# Curiosità: Il vostro sogno più grande ?



## Super_Lollo (20 Novembre 2020)

Ciao ragazzi, momento di pausa dalle vita un pò per tutti che ci da la possibilità di pensare a noi e riflettere sul nostro futuro anche in relazione ai nostri figli. 

Mi è venuto spontaneo far questa domanda : 

dentro di voi nel profondo del cuore ( rossonero ) qual'è il sogno più grande ?

Io che comunque mi sono sempre ritenuto una persona molto fortunata nell ambito lavorativo non ho mai smesso di alzare l asticella e voler realizzare i miei sogni. Mai smettere di sognare.


----------



## Milanforever26 (20 Novembre 2020)

Super_Lollo ha scritto:


> Ciao ragazzi, momento di pausa dalle vita un pò per tutti che ci da la possibilità di pensare a noi e riflettere sul nostro futuro anche in relazione ai nostri figli.
> 
> Mi è venuto spontaneo far questa domanda :
> 
> ...



è veramente un tema difficile..sogni nel cassetto forse ne abbiamo tutti è che spesso li lascia lì talmente tanto che te ne dimentichi..
Io sono soddisfatto di alcune cose nella mia vita, di altre meno, tipo il lavoro che mi fa abbastanza schifo..

Se penso a due sogni sono questi:
Riuscire a comprare/costruirmi una casa con un terreno attorno, amo la campagna e vorrei avere il posto per ospitare animali anziani

Secondo mi piacerebbe scrivere, avevo iniziato un paio di romanzi, ma poi la costanza (e probabilmente il talento che non ho) mi ha fregato..

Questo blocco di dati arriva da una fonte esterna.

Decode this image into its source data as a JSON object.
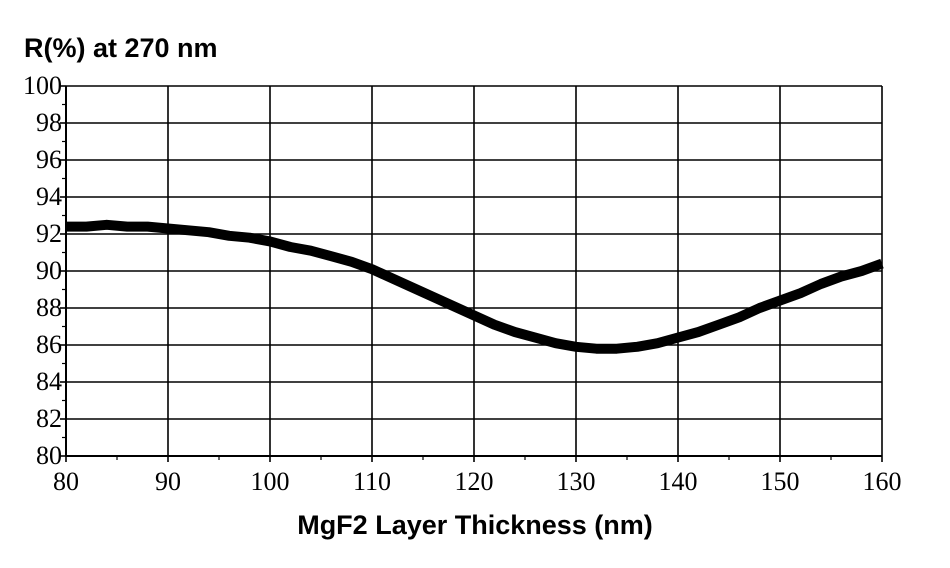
{
  "chart_data": {
    "type": "line",
    "title": "R(%) at 270 nm",
    "xlabel": "MgF2 Layer Thickness (nm)",
    "ylabel": "",
    "xlim": [
      80,
      160
    ],
    "ylim": [
      80,
      100
    ],
    "xticks": [
      "80",
      "90",
      "100",
      "110",
      "120",
      "130",
      "140",
      "150",
      "160"
    ],
    "yticks": [
      "80",
      "82",
      "84",
      "86",
      "88",
      "90",
      "92",
      "94",
      "96",
      "98",
      "100"
    ],
    "grid": true,
    "series": [
      {
        "x": [
          80,
          82,
          84,
          86,
          88,
          90,
          92,
          94,
          96,
          98,
          100,
          102,
          104,
          106,
          108,
          110,
          112,
          114,
          116,
          118,
          120,
          122,
          124,
          126,
          128,
          130,
          132,
          134,
          136,
          138,
          140,
          142,
          144,
          146,
          148,
          150,
          152,
          154,
          156,
          158,
          160
        ],
        "y": [
          92.4,
          92.4,
          92.5,
          92.4,
          92.4,
          92.3,
          92.2,
          92.1,
          91.9,
          91.8,
          91.6,
          91.3,
          91.1,
          90.8,
          90.5,
          90.1,
          89.6,
          89.1,
          88.6,
          88.1,
          87.6,
          87.1,
          86.7,
          86.4,
          86.1,
          85.9,
          85.8,
          85.8,
          85.9,
          86.1,
          86.4,
          86.7,
          87.1,
          87.5,
          88.0,
          88.4,
          88.8,
          89.3,
          89.7,
          90.0,
          90.4
        ],
        "color": "#000000"
      }
    ]
  }
}
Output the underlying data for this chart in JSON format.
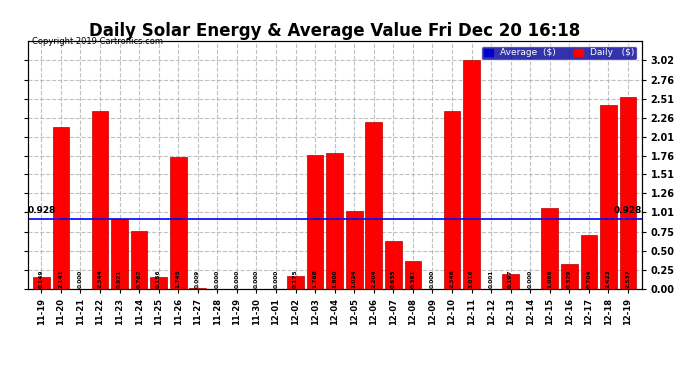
{
  "title": "Daily Solar Energy & Average Value Fri Dec 20 16:18",
  "copyright": "Copyright 2019 Cartronics.com",
  "categories": [
    "11-19",
    "11-20",
    "11-21",
    "11-22",
    "11-23",
    "11-24",
    "11-25",
    "11-26",
    "11-27",
    "11-28",
    "11-29",
    "11-30",
    "12-01",
    "12-02",
    "12-03",
    "12-04",
    "12-05",
    "12-06",
    "12-07",
    "12-08",
    "12-09",
    "12-10",
    "12-11",
    "12-12",
    "12-13",
    "12-14",
    "12-15",
    "12-16",
    "12-17",
    "12-18",
    "12-19"
  ],
  "values": [
    0.149,
    2.141,
    0.0,
    2.344,
    0.921,
    0.762,
    0.156,
    1.745,
    0.009,
    0.0,
    0.0,
    0.0,
    0.0,
    0.175,
    1.768,
    1.8,
    1.024,
    2.204,
    0.635,
    0.361,
    0.0,
    2.346,
    3.016,
    0.001,
    0.197,
    0.0,
    1.066,
    0.329,
    0.704,
    2.423,
    2.537
  ],
  "average_line": 0.928,
  "average_label": "0.928",
  "bar_color": "#ff0000",
  "bar_edge_color": "#bb0000",
  "avg_line_color": "#0000ff",
  "background_color": "#ffffff",
  "plot_bg_color": "#ffffff",
  "grid_color": "#999999",
  "ylim": [
    0.0,
    3.27
  ],
  "yticks": [
    0.0,
    0.25,
    0.5,
    0.75,
    1.01,
    1.26,
    1.51,
    1.76,
    2.01,
    2.26,
    2.51,
    2.76,
    3.02
  ],
  "legend_avg_color": "#0000cc",
  "legend_daily_color": "#ff0000",
  "title_fontsize": 12,
  "bar_width": 0.85
}
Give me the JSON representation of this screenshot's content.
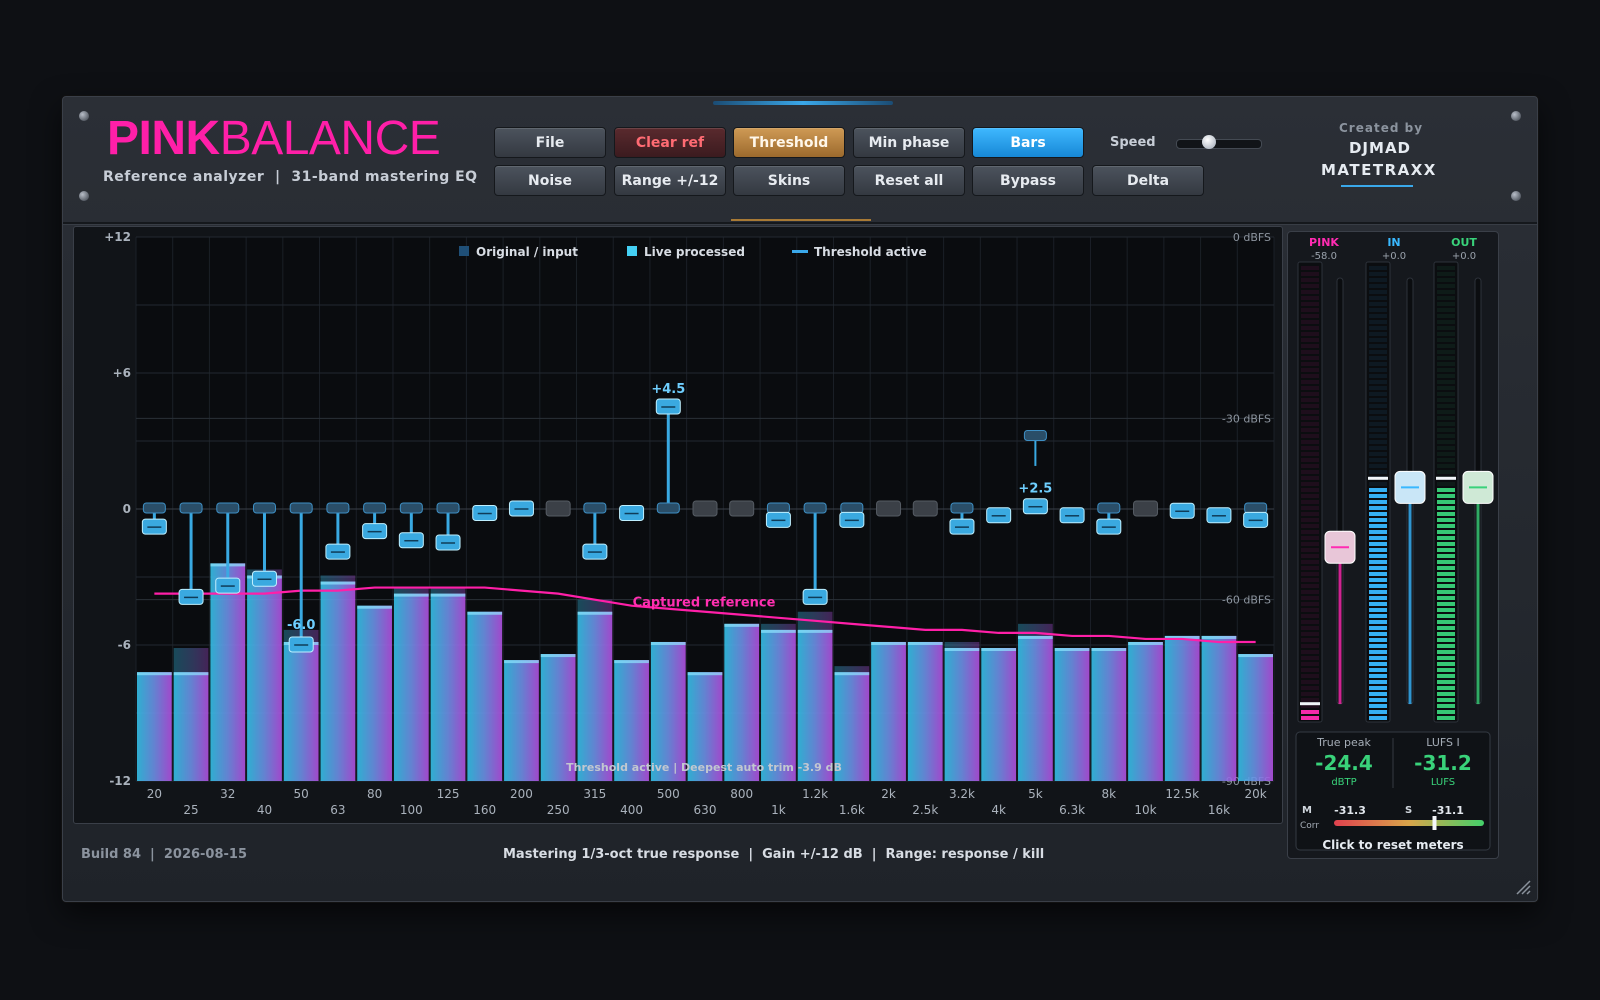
{
  "header": {
    "logo_bold": "PINK",
    "logo_light": "BALANCE",
    "subtitle": "Reference analyzer  |  31-band mastering EQ",
    "credit_label": "Created by",
    "credit_name1": "DJMAD",
    "credit_name2": "MATETRAXX"
  },
  "toolbar": {
    "row1": [
      "File",
      "Clear ref",
      "Threshold",
      "Min phase",
      "Bars"
    ],
    "row2": [
      "Noise",
      "Range +/-12",
      "Skins",
      "Reset all",
      "Bypass",
      "Delta"
    ],
    "speed_label": "Speed",
    "speed_value": 0.38
  },
  "eq": {
    "legend": {
      "original": "Original / input",
      "live": "Live processed",
      "threshold": "Threshold active"
    },
    "left_axis": [
      "+12",
      "+6",
      "0",
      "-6",
      "-12"
    ],
    "right_axis": [
      "0 dBFS",
      "-30 dBFS",
      "-60 dBFS",
      "-90 dBFS"
    ],
    "reference_label": "Captured reference",
    "bottom_status": "Threshold active  |  Deepest auto trim -3.9 dB",
    "freq_labels_top": [
      "20",
      "32",
      "50",
      "80",
      "125",
      "200",
      "315",
      "500",
      "800",
      "1.2k",
      "2k",
      "3.2k",
      "5k",
      "8k",
      "12.5k",
      "20k"
    ],
    "freq_labels_bottom": [
      "25",
      "40",
      "63",
      "100",
      "160",
      "250",
      "400",
      "630",
      "1k",
      "1.6k",
      "2.5k",
      "4k",
      "6.3k",
      "10k",
      "16k"
    ],
    "handle_labels": [
      {
        "band": 4,
        "text": "-6.0"
      },
      {
        "band": 14,
        "text": "+4.5"
      },
      {
        "band": 24,
        "text": "+2.5"
      }
    ]
  },
  "chart_data": {
    "type": "bar",
    "title": "",
    "categories": [
      "20",
      "25",
      "32",
      "40",
      "50",
      "63",
      "80",
      "100",
      "125",
      "160",
      "200",
      "250",
      "315",
      "400",
      "500",
      "630",
      "800",
      "1k",
      "1.2k",
      "1.6k",
      "2k",
      "2.5k",
      "3.2k",
      "4k",
      "5k",
      "6.3k",
      "8k",
      "10k",
      "12.5k",
      "16k",
      "20k"
    ],
    "ylim_gain_db": [
      -12,
      12
    ],
    "ylim_level_dbfs": [
      -90,
      0
    ],
    "series": [
      {
        "name": "Live processed",
        "unit": "dBFS",
        "values": [
          -72,
          -72,
          -54,
          -56,
          -67,
          -57,
          -61,
          -59,
          -59,
          -62,
          -70,
          -69,
          -62,
          -70,
          -67,
          -72,
          -64,
          -65,
          -65,
          -72,
          -67,
          -67,
          -68,
          -68,
          -66,
          -68,
          -68,
          -67,
          -66,
          -66,
          -69
        ]
      },
      {
        "name": "Original / input",
        "unit": "dBFS",
        "values": [
          -72,
          -68,
          -54,
          -55,
          -65,
          -56,
          -61,
          -58,
          -58,
          -62,
          -70,
          -69,
          -60,
          -70,
          -67,
          -72,
          -64,
          -64,
          -62,
          -71,
          -67,
          -67,
          -67,
          -68,
          -64,
          -68,
          -68,
          -67,
          -66,
          -66,
          -69
        ]
      },
      {
        "name": "Captured reference",
        "unit": "dBFS",
        "values": [
          -59,
          -59,
          -59,
          -59,
          -58.5,
          -58.5,
          -58,
          -58,
          -58,
          -58,
          -58.5,
          -59,
          -60,
          -61,
          -61.5,
          -62,
          -62.5,
          -63,
          -63.5,
          -64,
          -64.5,
          -65,
          -65,
          -65.5,
          -65.5,
          -66,
          -66,
          -66.5,
          -66.5,
          -67,
          -67
        ]
      },
      {
        "name": "EQ gain",
        "unit": "dB",
        "values": [
          -0.8,
          -3.9,
          -3.4,
          -3.1,
          -6.0,
          -1.9,
          -1.0,
          -1.4,
          -1.5,
          -0.2,
          0,
          -0.2,
          -1.9,
          -0.2,
          4.5,
          0,
          0,
          -0.5,
          -3.9,
          -0.5,
          0,
          0,
          -0.8,
          -0.3,
          0.1,
          -0.3,
          -0.8,
          0,
          -0.1,
          -0.3,
          -0.5
        ]
      }
    ],
    "threshold_active": [
      true,
      true,
      true,
      true,
      true,
      true,
      true,
      true,
      true,
      true,
      true,
      false,
      true,
      true,
      true,
      false,
      false,
      true,
      true,
      true,
      false,
      false,
      true,
      true,
      true,
      true,
      true,
      false,
      true,
      true,
      true
    ]
  },
  "meters": {
    "pink": {
      "label": "PINK",
      "value": "-58.0",
      "fill": 0.03,
      "fader": 0.38,
      "color": "#ff2bb2"
    },
    "in": {
      "label": "IN",
      "value": "+0.0",
      "fill": 0.52,
      "fader": 0.51,
      "color": "#39b8ff"
    },
    "out": {
      "label": "OUT",
      "value": "+0.0",
      "fill": 0.52,
      "fader": 0.51,
      "color": "#39d27a"
    },
    "true_peak_label": "True peak",
    "true_peak_value": "-24.4",
    "true_peak_unit": "dBTP",
    "lufs_label": "LUFS I",
    "lufs_value": "-31.2",
    "lufs_unit": "LUFS",
    "m_label": "M",
    "m_value": "-31.3",
    "s_label": "S",
    "s_value": "-31.1",
    "corr_label": "Corr",
    "corr_value": 0.67,
    "reset_label": "Click to reset meters"
  },
  "footer": {
    "build": "Build 84  |  2026-08-15",
    "info": "Mastering 1/3-oct true response  |  Gain +/-12 dB  |  Range: response / kill"
  },
  "colors": {
    "accent_pink": "#ff1fa8",
    "accent_blue": "#3aa8ea",
    "accent_green": "#39d27a",
    "orange": "#c8914d"
  }
}
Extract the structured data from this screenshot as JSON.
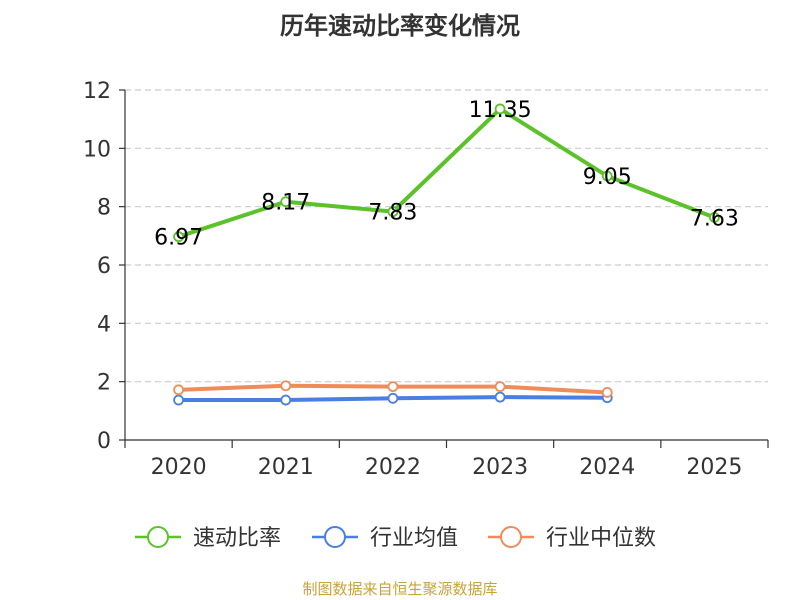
{
  "title": "历年速动比率变化情况",
  "source": "制图数据来自恒生聚源数据库",
  "chart_data": {
    "type": "line",
    "categories": [
      "2020",
      "2021",
      "2022",
      "2023",
      "2024",
      "2025"
    ],
    "ylim": [
      0,
      12
    ],
    "yticks": [
      0,
      2,
      4,
      6,
      8,
      10,
      12
    ],
    "grid": true,
    "legend_position": "bottom",
    "series": [
      {
        "name": "速动比率",
        "color": "#5cc22a",
        "values": [
          6.97,
          8.17,
          7.83,
          11.35,
          9.05,
          7.63
        ],
        "show_labels": true
      },
      {
        "name": "行业均值",
        "color": "#4a7ee0",
        "values": [
          1.37,
          1.37,
          1.43,
          1.47,
          1.45,
          null
        ],
        "show_labels": false
      },
      {
        "name": "行业中位数",
        "color": "#f08c5a",
        "values": [
          1.72,
          1.86,
          1.83,
          1.83,
          1.63,
          null
        ],
        "show_labels": false
      }
    ]
  }
}
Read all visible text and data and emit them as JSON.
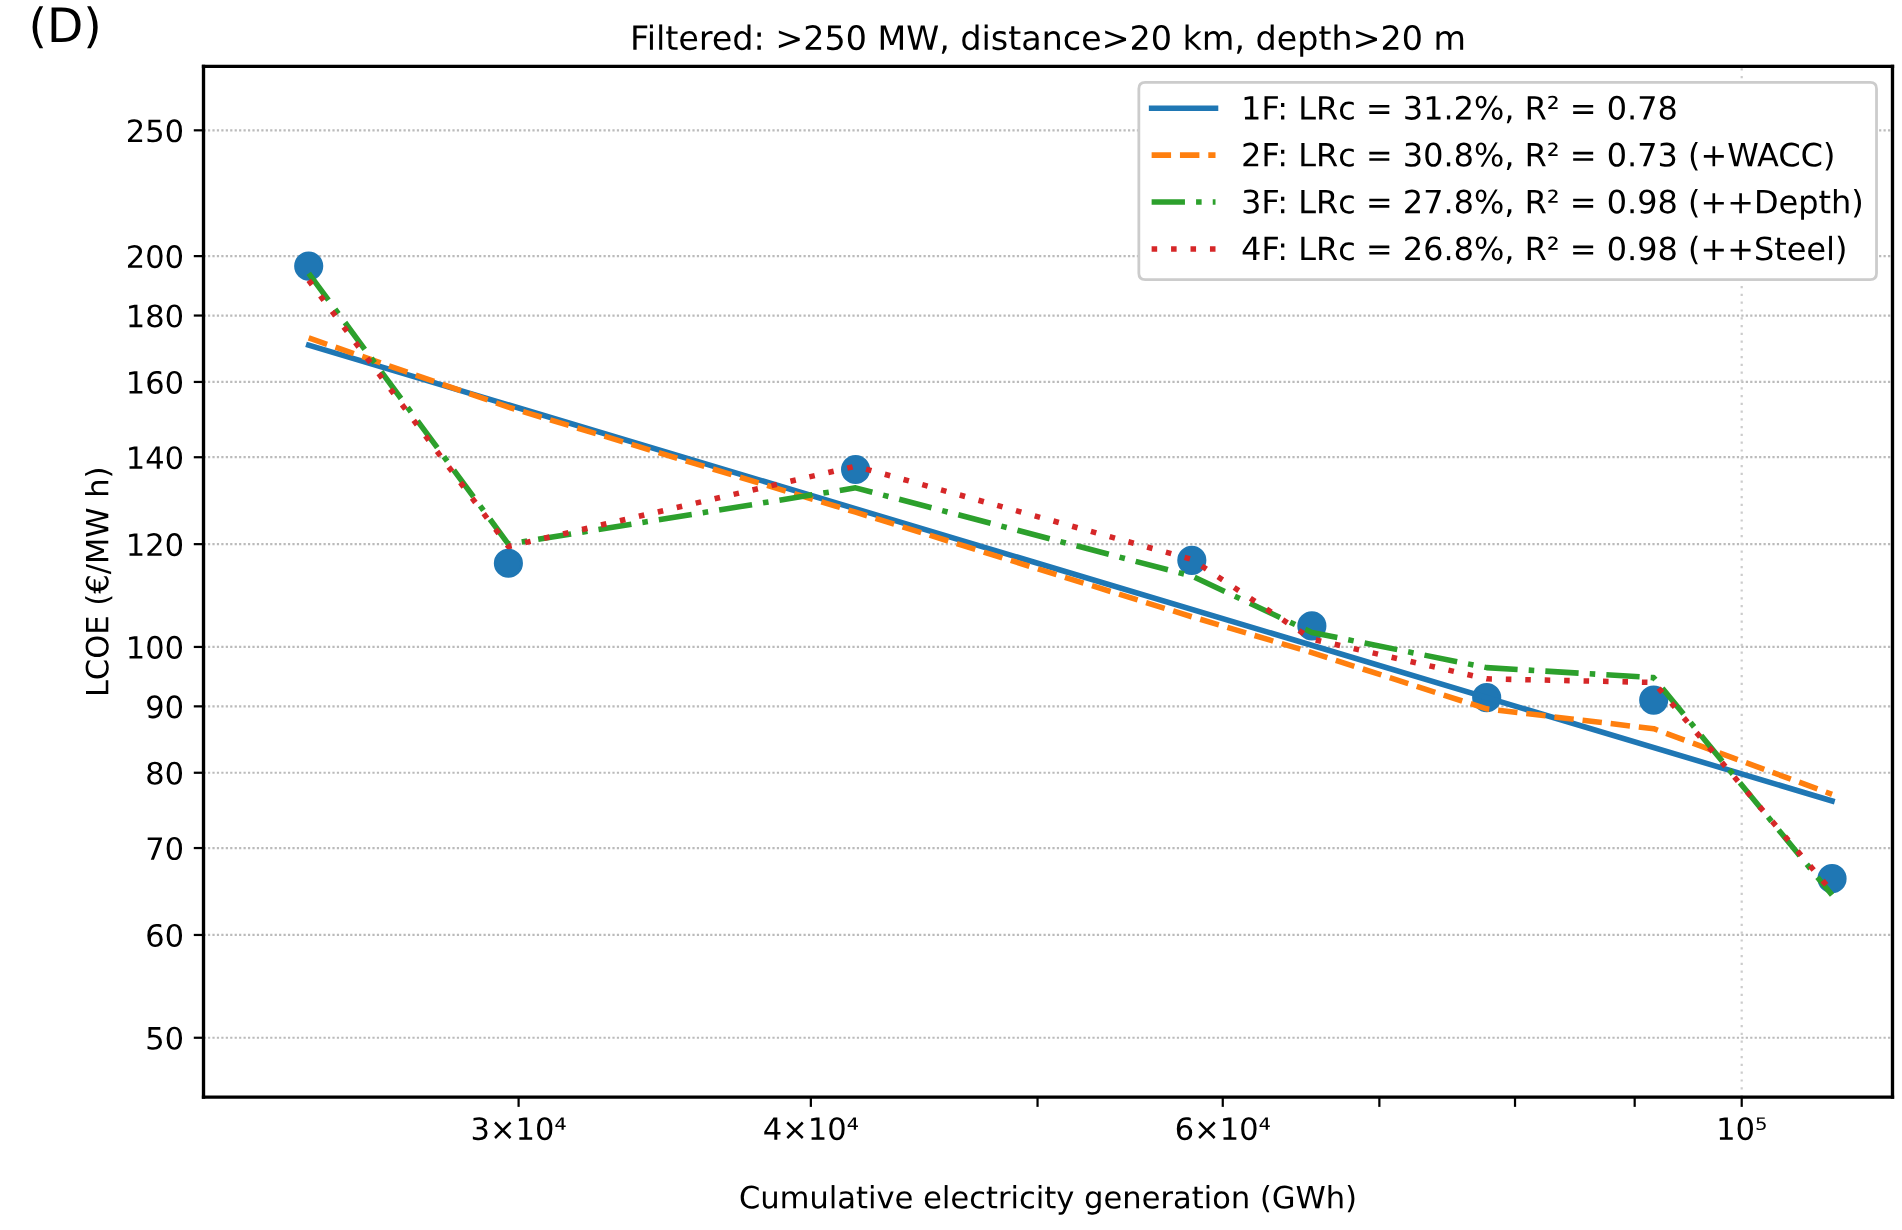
{
  "chart_data": {
    "type": "line",
    "title": "Filtered: >250 MW, distance>20 km, depth>20 m",
    "xlabel": "Cumulative electricity generation (GWh)",
    "ylabel": "LCOE (€/MW h)",
    "annotations": [
      "(D)"
    ],
    "log": "xy",
    "xlim": [
      22000,
      116000
    ],
    "ylim": [
      45,
      280
    ],
    "xticks": [
      {
        "value": 30000,
        "label": "3×10⁴"
      },
      {
        "value": 40000,
        "label": "4×10⁴"
      },
      {
        "value": 50000,
        "label": null
      },
      {
        "value": 60000,
        "label": "6×10⁴"
      },
      {
        "value": 70000,
        "label": null
      },
      {
        "value": 80000,
        "label": null
      },
      {
        "value": 90000,
        "label": null
      },
      {
        "value": 100000,
        "label": "10⁵"
      }
    ],
    "yticks": [
      50,
      60,
      70,
      80,
      90,
      100,
      120,
      140,
      160,
      180,
      200,
      250
    ],
    "grid": "y",
    "legend": "top right",
    "ref_lines": [
      {
        "axis": "x",
        "value": 100000,
        "color": "#cccccc",
        "line_style": "dotted"
      }
    ],
    "series": [
      {
        "name": "1F: LRc = 31.2%, R² = 0.78",
        "color": "#1f77b4",
        "line_style": "solid",
        "marker": "none",
        "x": [
          24400,
          109300
        ],
        "values": [
          170.8,
          76.1
        ]
      },
      {
        "name": "2F: LRc = 30.8%, R² = 0.73 (+WACC)",
        "color": "#ff7f0e",
        "line_style": "dashed",
        "marker": "none",
        "x": [
          24400,
          29700,
          41800,
          58200,
          65500,
          77800,
          91700,
          109300
        ],
        "values": [
          173,
          153,
          127,
          105.5,
          99,
          89.6,
          86.5,
          77
        ]
      },
      {
        "name": "3F: LRc = 27.8%, R² = 0.98 (++Depth)",
        "color": "#2ca02c",
        "line_style": "dashdot",
        "marker": "none",
        "x": [
          24400,
          29700,
          41800,
          58200,
          65500,
          77800,
          91700,
          109300
        ],
        "values": [
          194,
          120,
          132.6,
          113.4,
          102.6,
          96.4,
          94.7,
          64.4
        ]
      },
      {
        "name": "4F: LRc = 26.8%, R² = 0.98 (++Steel)",
        "color": "#d62728",
        "line_style": "dotted",
        "marker": "none",
        "x": [
          24400,
          29700,
          41800,
          58200,
          65500,
          77800,
          91700,
          109300
        ],
        "values": [
          191.6,
          119.5,
          137.8,
          116.8,
          101.4,
          94.5,
          93.9,
          64.8
        ]
      },
      {
        "type": "scatter",
        "color": "#1f77b4",
        "marker": "circle",
        "x": [
          24400,
          29700,
          41800,
          58200,
          65500,
          77800,
          91700,
          109300
        ],
        "values": [
          196.5,
          116,
          137,
          116.6,
          103.8,
          91.4,
          91,
          66.3
        ]
      }
    ]
  }
}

Per il primo sogno è solo una questione economica, spero ce la farò..per il secondo invece mi sono rassegnato


----------



## willcoyote85 (20 Novembre 2020)

mi sarebbe piaciuto eccellere in qualcosa come scacchi, poker, sport vari o giochi di abilità, purtroppo sono bravo in tutto ma campione in niente.
sarebbe stato bello creare la canzone perfetta o il film perfetto, non per me ma per tutte le persone, ma non è possibile.
mi sarebbe piaciuto lavorare nello sport o con i cani, ma sono un ingegnere......

in pratica mi sento di avere talento sopra la media ma non abbastanza da emergere su miliardi di persone, anche perchè il talento va coltivato come fa ibra o cr7 e io non dico che sono cassano ma neanche un top. 
quindi sono contento della vita che ho, mediocre come tutte. quel poco che desidero lo ho.


----------



## Super_Lollo (20 Novembre 2020)

Milanforever26 ha scritto:


> è veramente un tema difficile..sogni nel cassetto forse ne abbiamo tutti è che spesso li lascia lì talmente tanto che te ne dimentichi..
> Io sono soddisfatto di alcune cose nella mia vita, di altre meno, tipo il lavoro che mi fa abbastanza schifo..
> 
> Se penso a due sogni sono questi:
> ...



Conosco persone che hanno fatto carriera e milioni senza un briciolo di talento  mai demordere.


----------



## Super_Lollo (20 Novembre 2020)

willcoyote85 ha scritto:


> mi sarebbe piaciuto eccellere in qualcosa come scacchi, poker, sport vari o giochi di abilità, purtroppo sono bravo in tutto ma campione in niente.
> sarebbe stato bello creare la canzone perfetta o il film perfetto, non per me ma per tutte le persone, ma non è possibile.
> mi sarebbe piaciuto lavorare nello sport o con i cani, ma sono un ingegnere......
> 
> ...



molto interessante, grazie per la risposta. 
Comunque come dicevo sopra potrei portarti milioni di esempi di gente che incredibilmente ce l'ha fatta anche con un talento nella norma. Alla fine sono arrivato alla conclusione che è anche una questione di costanza e di crederci.


----------



## Zanc9 (20 Novembre 2020)

Per citare:

"Arrivare al punto di aver superato le regole esistenziali che consentono la naturale vita agiata sulla terra dell'essere umano e non essersene nemmeno reso conto, essere al di sopra del meccanismo autocostruito dall'uomo per il normale sostentamento del singolo individuo. In poche parole, essere schifosamente ricco, ma talmente ricco, dall'essersi dimenticati della necessità del denaro"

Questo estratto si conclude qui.